Jumat, 25 Juli 2014

News /

UKRAINA

Tokoh Revolusi Oranye Dihukum, Eropa Berang

Rabu, 12 Oktober 2011 | 02:25 WIB

Kiev, Selasa - Mantan Perdana Menteri Ukraina, yang juga tokoh Revolusi Oranye, Yulia Tymoshenko, dijatuhi hukuman penjara selama tujuh tahun. Pendukung Tymoshenko langsung menyampaikan protes, demikian pula pihak Uni Eropa.

Hakim bernama Rodion Kireyev menyatakan, Tymoshenko (50) bersalah karena melampaui batas wewenangnya saat menandatangani kontrak impor gas alam dari Rusia pada tahun 2009 saat menjabat sebagai PM.

Tokoh prodemokrasi yang pernah menggetarkan dunia politik Ukraina pada tahun 2004 juga dilarang berpolitik tiga tahun setelah merampungkan masa tahanan. Dia juga didenda 1,5 miliar hryvna (setara 190 juta dollar AS).

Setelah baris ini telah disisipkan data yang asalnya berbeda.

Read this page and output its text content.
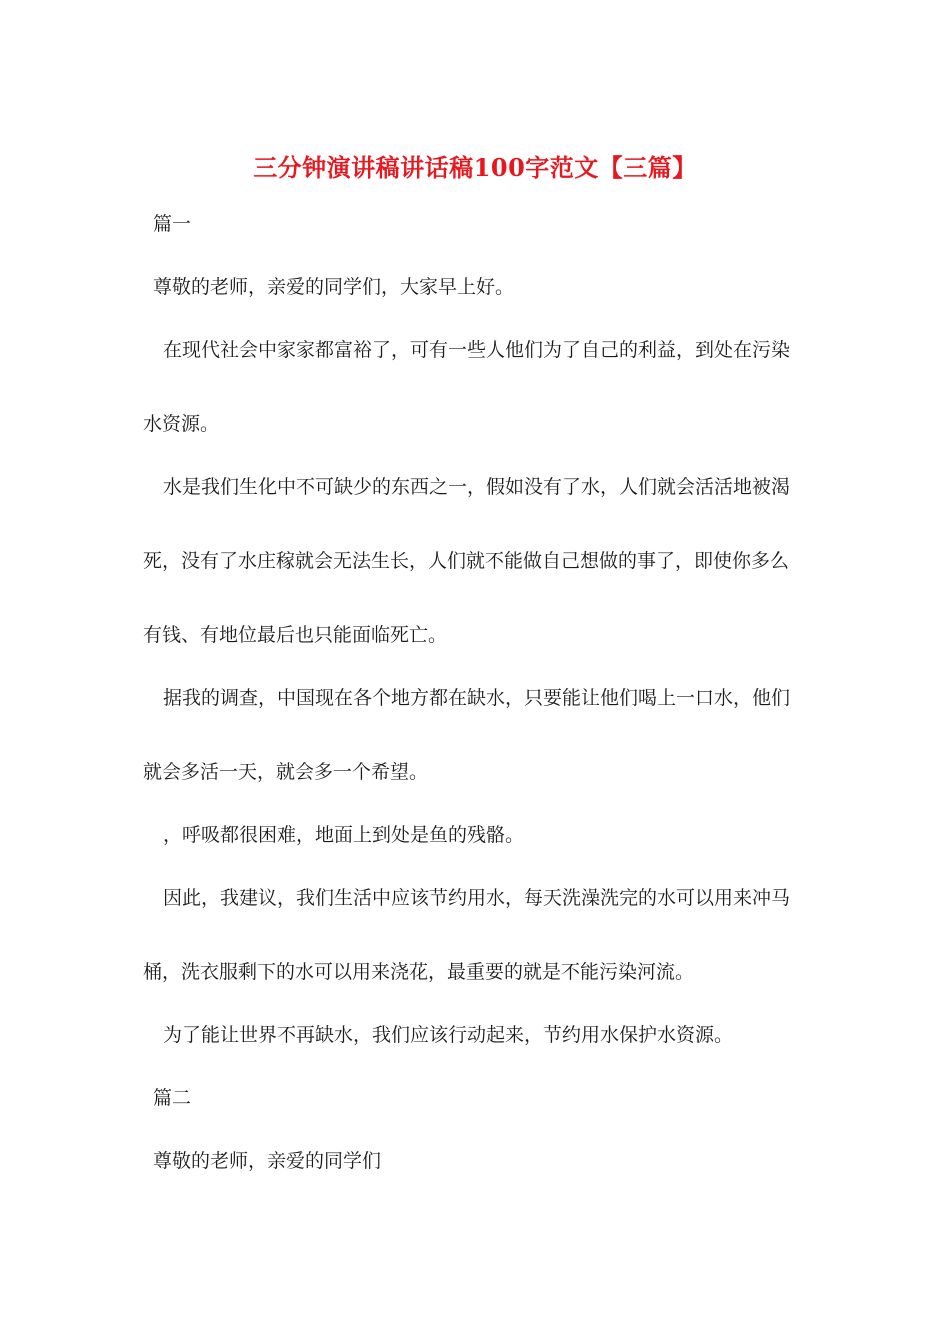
三分钟演讲稿讲话稿100字范文【三篇】
篇一
尊敬的老师，亲爱的同学们，大家早上好。
在现代社会中家家都富裕了，可有一些人他们为了自己的利益，到处在污染
水资源。
水是我们生化中不可缺少的东西之一，假如没有了水，人们就会活活地被渴
死，没有了水庄稼就会无法生长，人们就不能做自己想做的事了，即使你多么
有钱、有地位最后也只能面临死亡。
据我的调查，中国现在各个地方都在缺水，只要能让他们喝上一口水，他们
就会多活一天，就会多一个希望。
，呼吸都很困难，地面上到处是鱼的残骼。
因此，我建议，我们生活中应该节约用水，每天洗澡洗完的水可以用来冲马
桶，洗衣服剩下的水可以用来浇花，最重要的就是不能污染河流。
为了能让世界不再缺水，我们应该行动起来，节约用水保护水资源。
篇二
尊敬的老师，亲爱的同学们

Tymoshenko langsung menuduh Presiden Viktor Yanukovych sebagai pihak yang berada di balik keputusan hakim. Dia menuduh Presiden tidak mau repot dengan menghadapi pesaing politiknya pada pemilu parlemen 2012.

Bintang petinju Ukraina, Vitali Klitschko, menyebutkan, putusan itu sebagai politik bunuh diri oleh Presiden, yang pro-Rusia dan besar di sebuah wilayah berbahasa Rusia di Ukraina.

Perebutan pengaruh antara Rusia dan Eropa di Ukraina terus melekat hingga sekarang. Petinju Ukraina mengatakan, tindakan Presiden akan membuat Ukraina menghadapi jalan sulit untuk bergabung dengan Uni Eropa.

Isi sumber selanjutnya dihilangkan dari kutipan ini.